Sumo Joe by Mia Wenjen, illustrated by Nat Iwata
Lee & Low Books, 2019, 40 pages

It's Saturday and that means it's time for Joe to practice sumo with his friends, and time for younger sister Jo's aikido lesson. But before Jo leaves with mom, she gives a subtle look at the sumo boys, and you know that joining them is what she really wants to do. While Jo and mom are gone, Joe and his friends get ready to practice. Sumo takes place in a dohyō ring and the boys build one using throw pillows.

Once that's done, they tie on their special belts called the mawashi, practice teppo to strengthen arms and shoulders, and shiko, a stomping exercise to build strength and to get rid of any evil demons that might be hanging around in the dohyō.

But when Jo comes home, she challenges brother Joe to a match - aikido vs. sumo.
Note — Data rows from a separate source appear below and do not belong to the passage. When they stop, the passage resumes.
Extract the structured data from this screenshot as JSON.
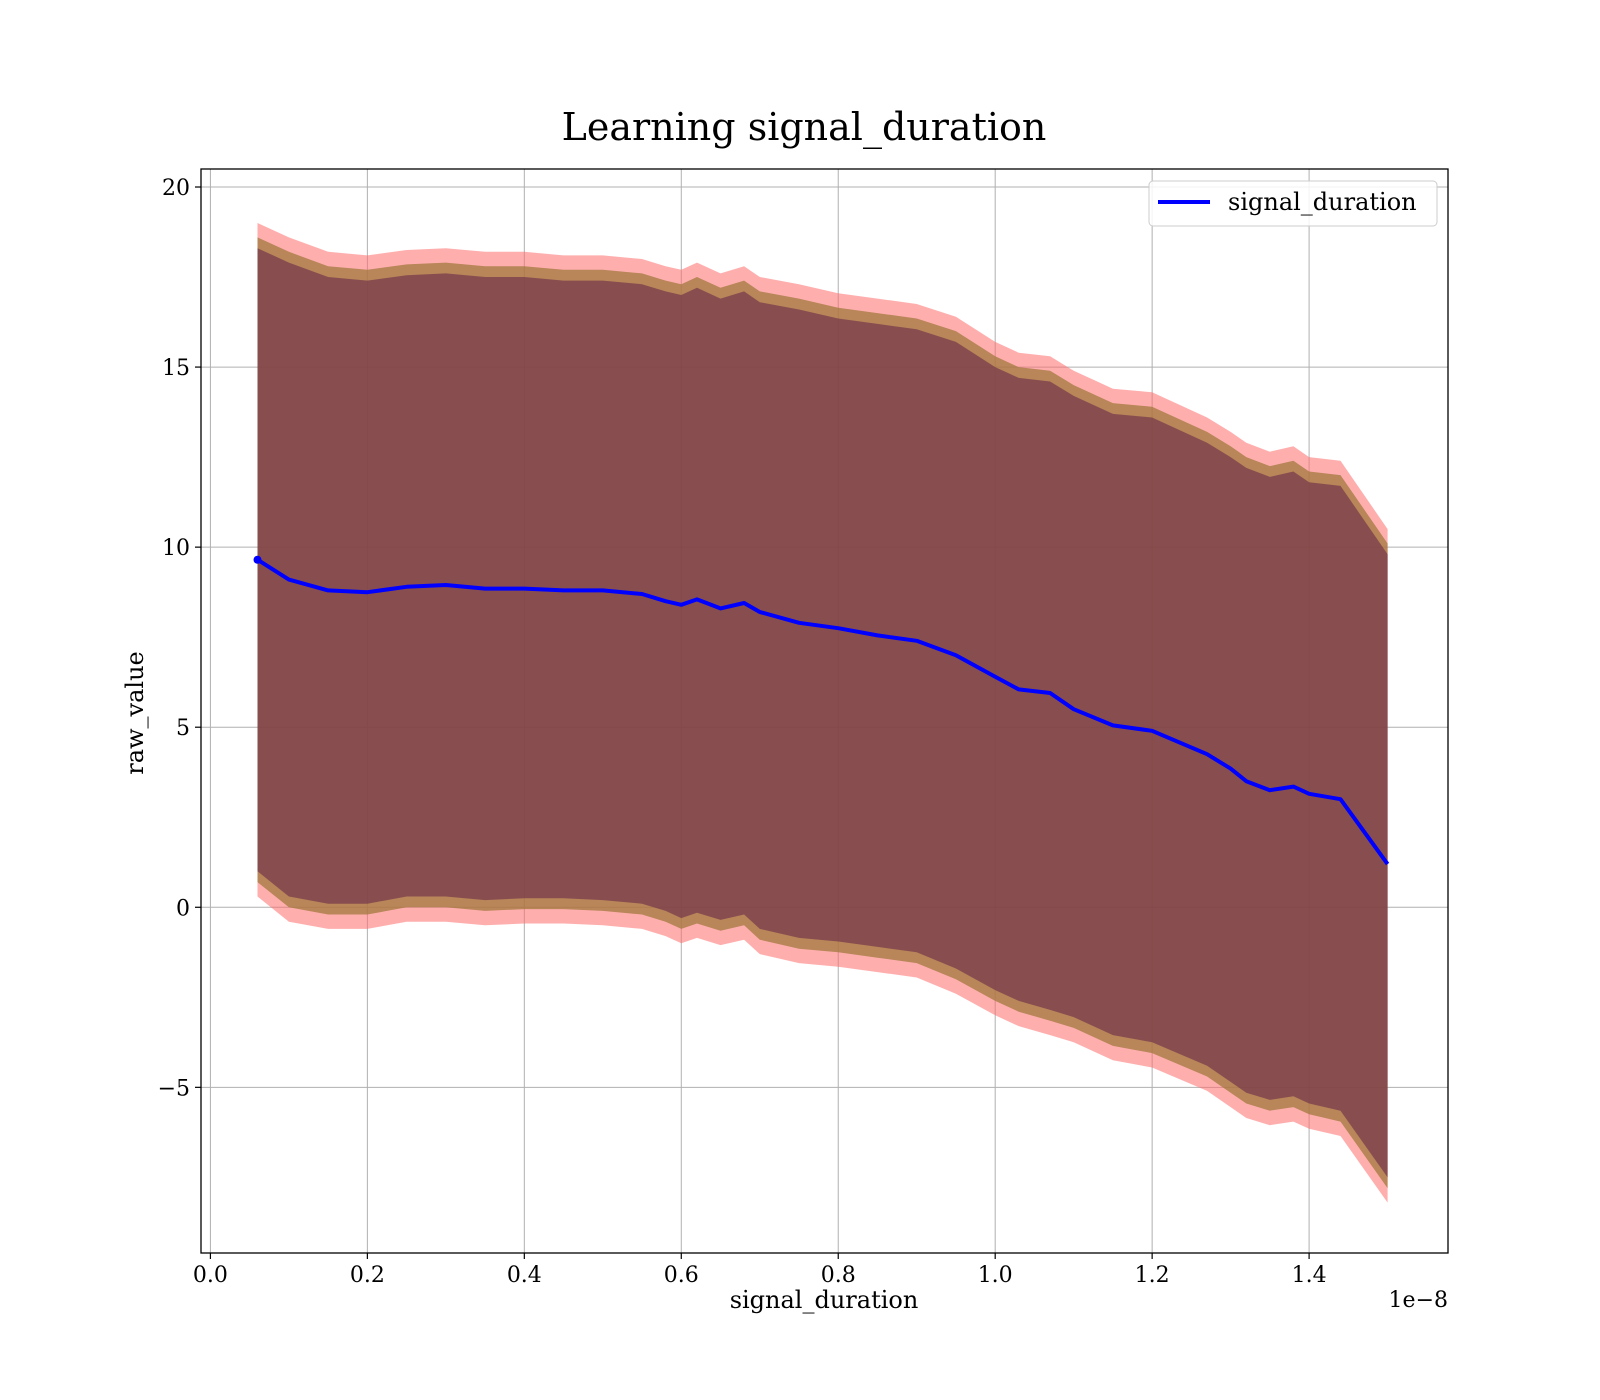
{
  "chart_data": {
    "type": "area",
    "title": "Learning signal_duration",
    "xlabel": "signal_duration",
    "ylabel": "raw_value",
    "x_offset_text": "1e−8",
    "x_unit_scale": 1e-08,
    "xlim": [
      -0.012,
      1.577
    ],
    "ylim": [
      -9.6,
      20.5
    ],
    "x_ticks": [
      {
        "value": 0.0,
        "label": "0.0"
      },
      {
        "value": 0.2,
        "label": "0.2"
      },
      {
        "value": 0.4,
        "label": "0.4"
      },
      {
        "value": 0.6,
        "label": "0.6"
      },
      {
        "value": 0.8,
        "label": "0.8"
      },
      {
        "value": 1.0,
        "label": "1.0"
      },
      {
        "value": 1.2,
        "label": "1.2"
      },
      {
        "value": 1.4,
        "label": "1.4"
      }
    ],
    "y_ticks": [
      {
        "value": -5,
        "label": "−5"
      },
      {
        "value": 0,
        "label": "0"
      },
      {
        "value": 5,
        "label": "5"
      },
      {
        "value": 10,
        "label": "10"
      },
      {
        "value": 15,
        "label": "15"
      },
      {
        "value": 20,
        "label": "20"
      }
    ],
    "grid": true,
    "legend": {
      "position": "top-right",
      "entries": [
        "signal_duration"
      ]
    },
    "colors": {
      "line": "#0000ff",
      "band_outer": "#ff6b6b",
      "band_middle": "#a0783c",
      "band_inner": "#6a2c48",
      "grid": "#b0b0b0"
    },
    "x": [
      0.06,
      0.1,
      0.15,
      0.2,
      0.25,
      0.3,
      0.35,
      0.4,
      0.45,
      0.5,
      0.55,
      0.58,
      0.6,
      0.62,
      0.65,
      0.68,
      0.7,
      0.75,
      0.8,
      0.85,
      0.9,
      0.95,
      1.0,
      1.03,
      1.07,
      1.1,
      1.15,
      1.2,
      1.27,
      1.3,
      1.32,
      1.35,
      1.38,
      1.4,
      1.44,
      1.5
    ],
    "series": [
      {
        "name": "signal_duration",
        "role": "mean",
        "values": [
          9.65,
          9.1,
          8.8,
          8.75,
          8.9,
          8.95,
          8.85,
          8.85,
          8.8,
          8.8,
          8.7,
          8.5,
          8.4,
          8.55,
          8.3,
          8.45,
          8.2,
          7.9,
          7.75,
          7.55,
          7.4,
          7.0,
          6.4,
          6.05,
          5.95,
          5.5,
          5.05,
          4.9,
          4.25,
          3.85,
          3.5,
          3.25,
          3.35,
          3.15,
          3.0,
          1.2
        ]
      },
      {
        "role": "band_outer",
        "lower": [
          0.3,
          -0.4,
          -0.6,
          -0.6,
          -0.4,
          -0.4,
          -0.5,
          -0.45,
          -0.45,
          -0.5,
          -0.6,
          -0.8,
          -1.0,
          -0.85,
          -1.05,
          -0.9,
          -1.3,
          -1.55,
          -1.65,
          -1.8,
          -1.95,
          -2.4,
          -3.0,
          -3.3,
          -3.55,
          -3.75,
          -4.25,
          -4.45,
          -5.1,
          -5.55,
          -5.85,
          -6.05,
          -5.95,
          -6.15,
          -6.35,
          -8.2
        ],
        "upper": [
          19.0,
          18.6,
          18.2,
          18.1,
          18.25,
          18.3,
          18.2,
          18.2,
          18.1,
          18.1,
          18.0,
          17.8,
          17.7,
          17.9,
          17.6,
          17.8,
          17.5,
          17.3,
          17.05,
          16.9,
          16.75,
          16.4,
          15.7,
          15.4,
          15.3,
          14.9,
          14.4,
          14.3,
          13.6,
          13.2,
          12.9,
          12.65,
          12.8,
          12.5,
          12.4,
          10.5
        ]
      },
      {
        "role": "band_middle",
        "lower": [
          0.7,
          0.0,
          -0.2,
          -0.2,
          0.0,
          0.0,
          -0.1,
          -0.05,
          -0.05,
          -0.1,
          -0.2,
          -0.4,
          -0.6,
          -0.45,
          -0.65,
          -0.5,
          -0.9,
          -1.15,
          -1.25,
          -1.4,
          -1.55,
          -2.0,
          -2.6,
          -2.9,
          -3.15,
          -3.35,
          -3.85,
          -4.05,
          -4.7,
          -5.15,
          -5.45,
          -5.65,
          -5.55,
          -5.75,
          -5.95,
          -7.8
        ],
        "upper": [
          18.6,
          18.2,
          17.8,
          17.7,
          17.85,
          17.9,
          17.8,
          17.8,
          17.7,
          17.7,
          17.6,
          17.4,
          17.3,
          17.5,
          17.2,
          17.4,
          17.1,
          16.9,
          16.65,
          16.5,
          16.35,
          16.0,
          15.3,
          15.0,
          14.9,
          14.5,
          14.0,
          13.9,
          13.2,
          12.8,
          12.5,
          12.25,
          12.4,
          12.1,
          12.0,
          10.1
        ]
      },
      {
        "role": "band_inner",
        "lower": [
          1.0,
          0.3,
          0.1,
          0.1,
          0.3,
          0.3,
          0.2,
          0.25,
          0.25,
          0.2,
          0.1,
          -0.1,
          -0.3,
          -0.15,
          -0.35,
          -0.2,
          -0.6,
          -0.85,
          -0.95,
          -1.1,
          -1.25,
          -1.7,
          -2.3,
          -2.6,
          -2.85,
          -3.05,
          -3.55,
          -3.75,
          -4.4,
          -4.85,
          -5.15,
          -5.35,
          -5.25,
          -5.45,
          -5.65,
          -7.5
        ],
        "upper": [
          18.3,
          17.9,
          17.5,
          17.4,
          17.55,
          17.6,
          17.5,
          17.5,
          17.4,
          17.4,
          17.3,
          17.1,
          17.0,
          17.2,
          16.9,
          17.1,
          16.8,
          16.6,
          16.35,
          16.2,
          16.05,
          15.7,
          15.0,
          14.7,
          14.6,
          14.2,
          13.7,
          13.6,
          12.9,
          12.5,
          12.2,
          11.95,
          12.1,
          11.8,
          11.7,
          9.8
        ]
      }
    ]
  }
}
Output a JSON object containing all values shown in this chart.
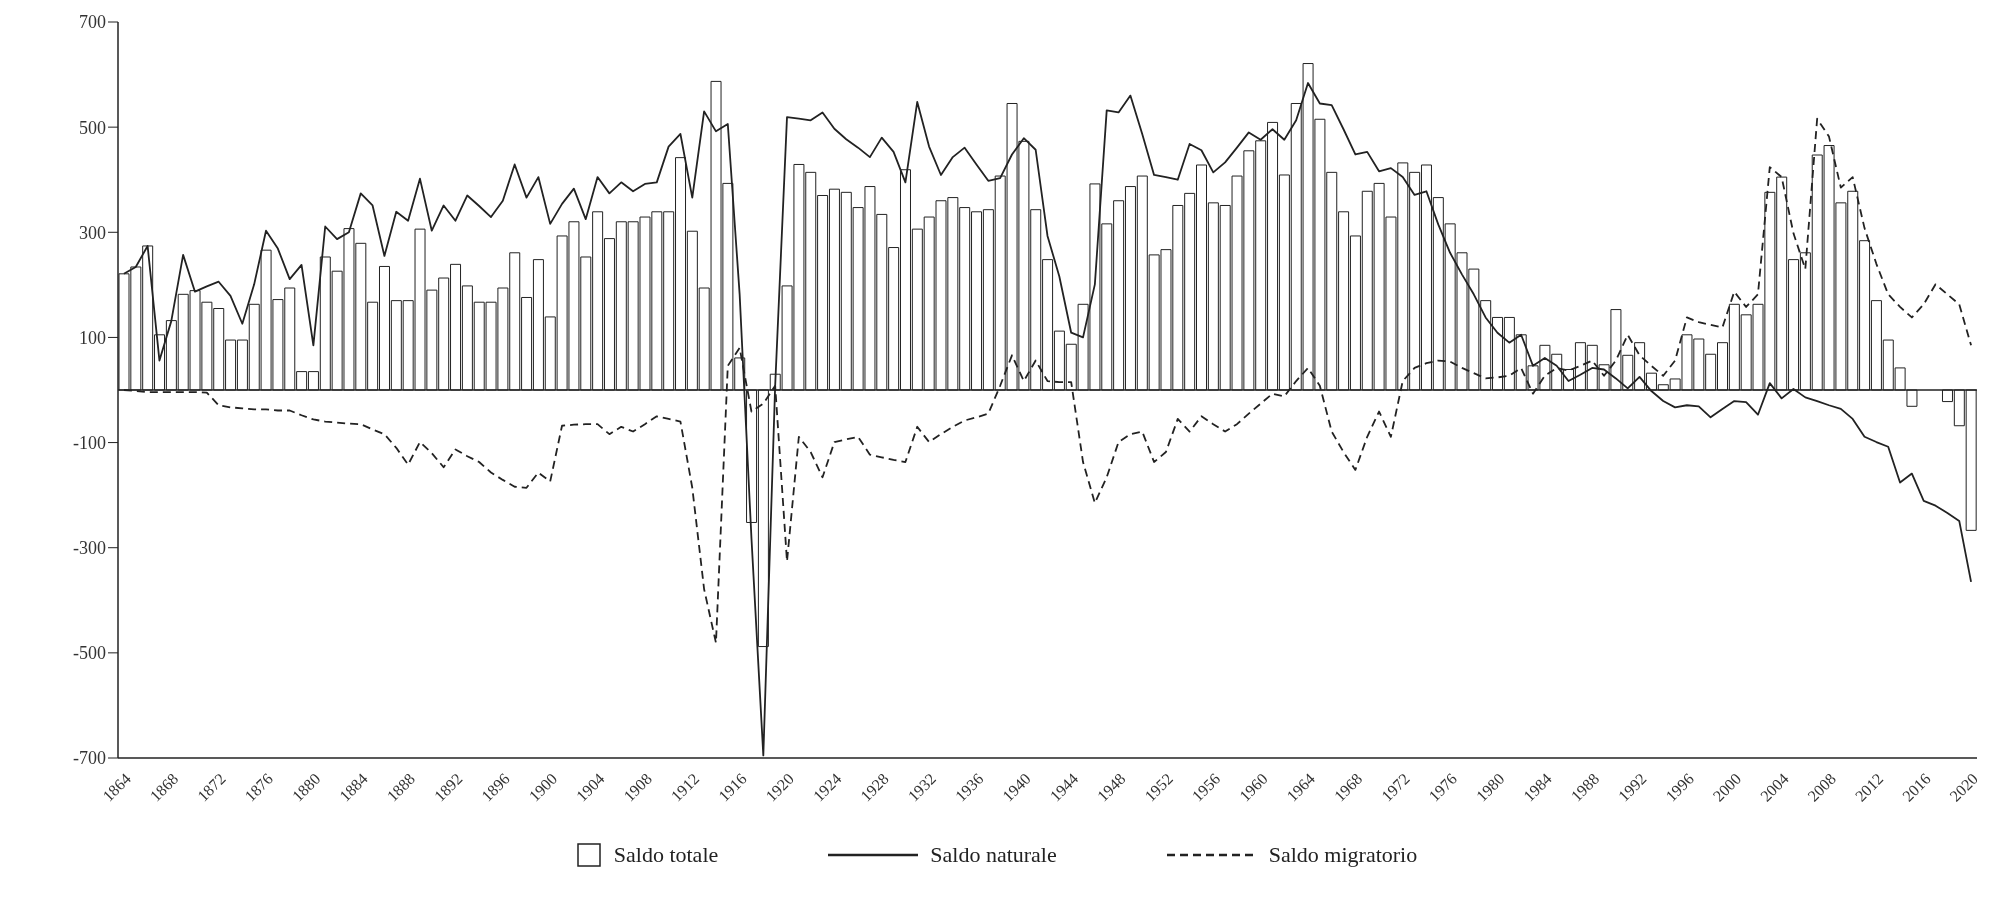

But girls aren't allowed within the sacred space of the dohyō. Now he's torn between being a good big brother and following the rules. And even if they do let Jo into the ring, can younger, smaller sister beat her bigger, older brother in this male-only sumo space? Because one of those rules is that if any part of Joe steps out of the ring, he loses. What a dilemma!

Sumo Joe is a wonderful book on several levels. First, it's a playful look at family and sibling rivalry. Joe is such a kind, gentle brother towards his sister, and readers quickly realize that the match Jo challenges him to is done in the spirit of good clean fun. Most importantly, the loser doesn't stomp off sore and angry. Second, it an informative book about sumo wrestling which many of us don't really know a lot about (including myself). Debut picture book author Wengen has seamlessly woven in sumo terms so that by the end of the story, young readers are familiar enough with the new words to use them comfortably.

Picture book artist Nat Iwata used a soft pastel palette for Sumo Joe that perfectly matches the gentleness and playfulness of the story. I thought that including lots of generational family pictures in the background throughout to the story was a really nice touch.

It is a tradition in Asian homes to take off one's shoes when you enter and leave them by the door, and indeed Iwata shows everyone's shoes lined up at the front door in some pictures. These are the kinds of references that help kids understand other cultures they may not be familiar with.

As you can see from the illustration examples shown here, Wengen has written the text in short rhyming stanzas of four beats each that never falters throughout the whole book. And amazingly, she has managed to include a lot of information in these short sentences.

Back matter includes an Author's Note that gives more information about traditional sumo wrestling, and the surge of interest and support for allowing women into this sacred space. There is also Glossary of the terms used throughout the book.
You can also find an extensive Sumo Joe Teacher's Guide to download, thanks to the published, Lee & Low

Sumo Joe is a sweet, informative story and ideal for young kids who are just developing an interest in martial arts.